The recent hacking attack against Sony Pictures this week is said to have North Korean involvement all over it, according to a Bloomberg report.

Bloomberg's sources say the malware used in the digital attack against the entertainment company was discovered to contain Korean language in its code. The security breach also mirrored significant similarities to other attacks that destroyed data and compromised the systems of several South Korean banks last year.

The cyber attack against Sony led to online leaks of four upcoming movies, as well as temporarily disabling the company's computer network. The four films are "Annie", "Mr. Turner", "Still Alice", and "To Write Love On Her Arms". These four films have been leaked onto file-sharing websites and made available for downloading.

A fifth film, Brad Pitt's "Fury", was also leaked as an aftermath of the attack and is also available for downloading on file-sharing sites. It is estimated that around 888,000 IP addresses have already accessed "Fury" since it was leaked last week.

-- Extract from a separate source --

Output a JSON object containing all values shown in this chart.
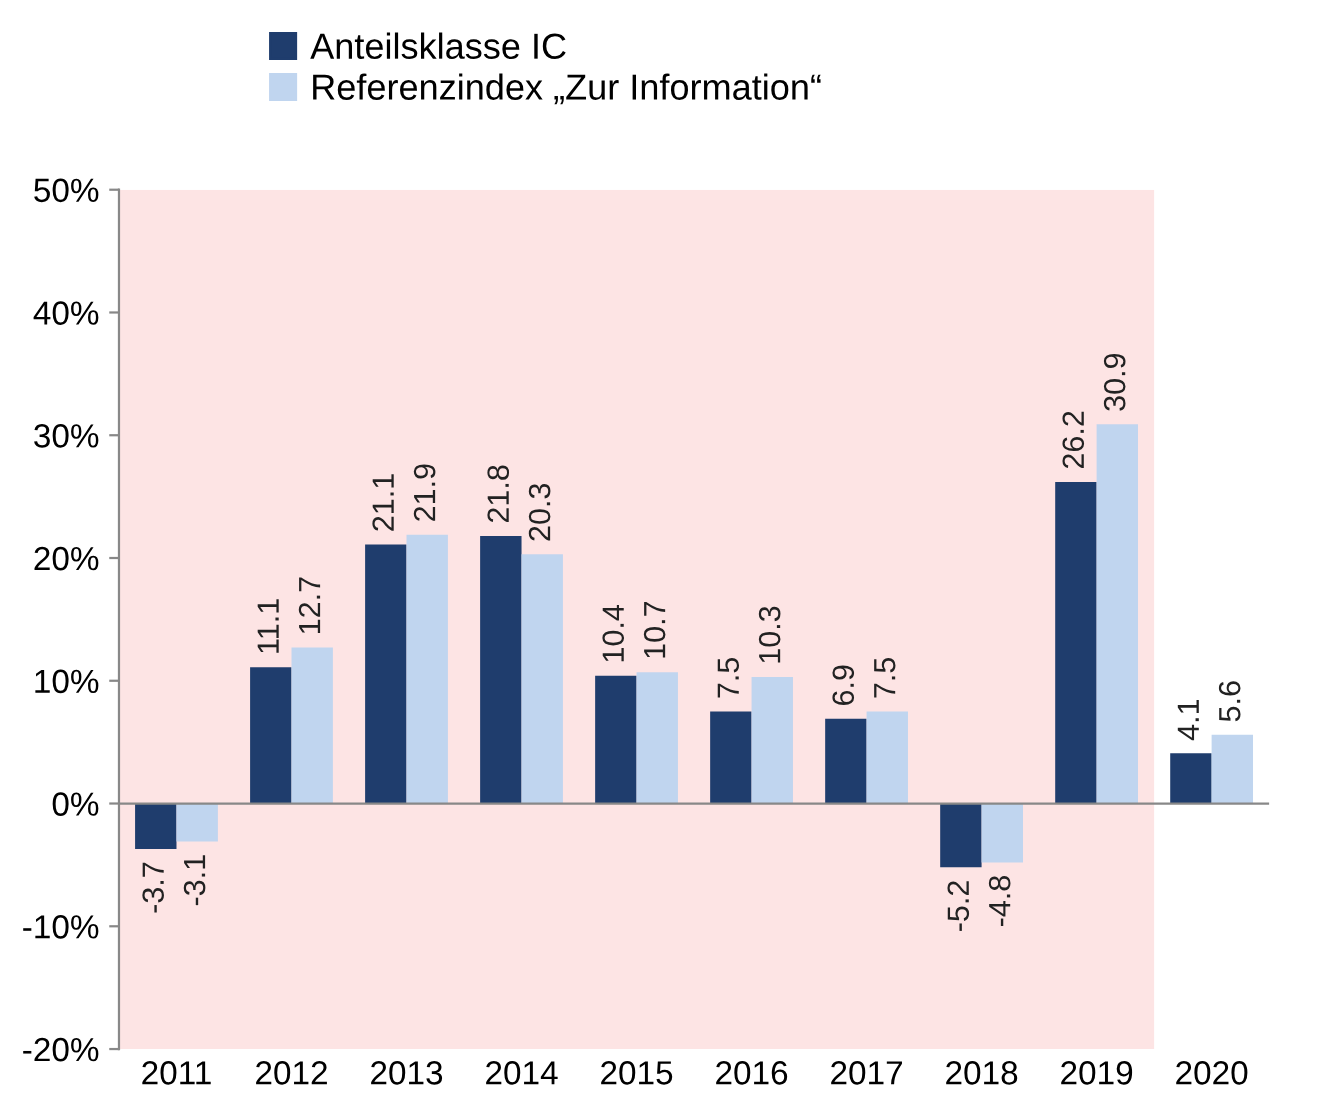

The cyber attack occurred just a month before Sony was scheduled to release its film "The Interview", a comedy about two journalists who are recruited by the CIA to assassinate Kim Jong Un, reports Business Insider. The North Korean government had sent a letter of protest against the film to U.N. Secretary-General Ban Ki-Moon, calling it an "undisguised sponsoring of terrorism, as well as an act of war."

Sony's websites went down last Monday, displaying images of a red skull with a "Hacked by #GOP" caption before the company's network totally crashed.

The Federal Bureau of Investigation has issued a five-page report saying that the hackers have used malware "to launch a destructive cyberattack in the United States," reports Reuters. The FBI report said the malware attack is seen to be able to overwrite data on company servers while simultaneously knocking out networks.

"The overwriting of the data files will make it extremely difficult and costly, if not impossible, to recover the data using standard forensic methods," the report said. The FBI has sent the report to several U.S. companies, with the request that the recipients not share the information contained within.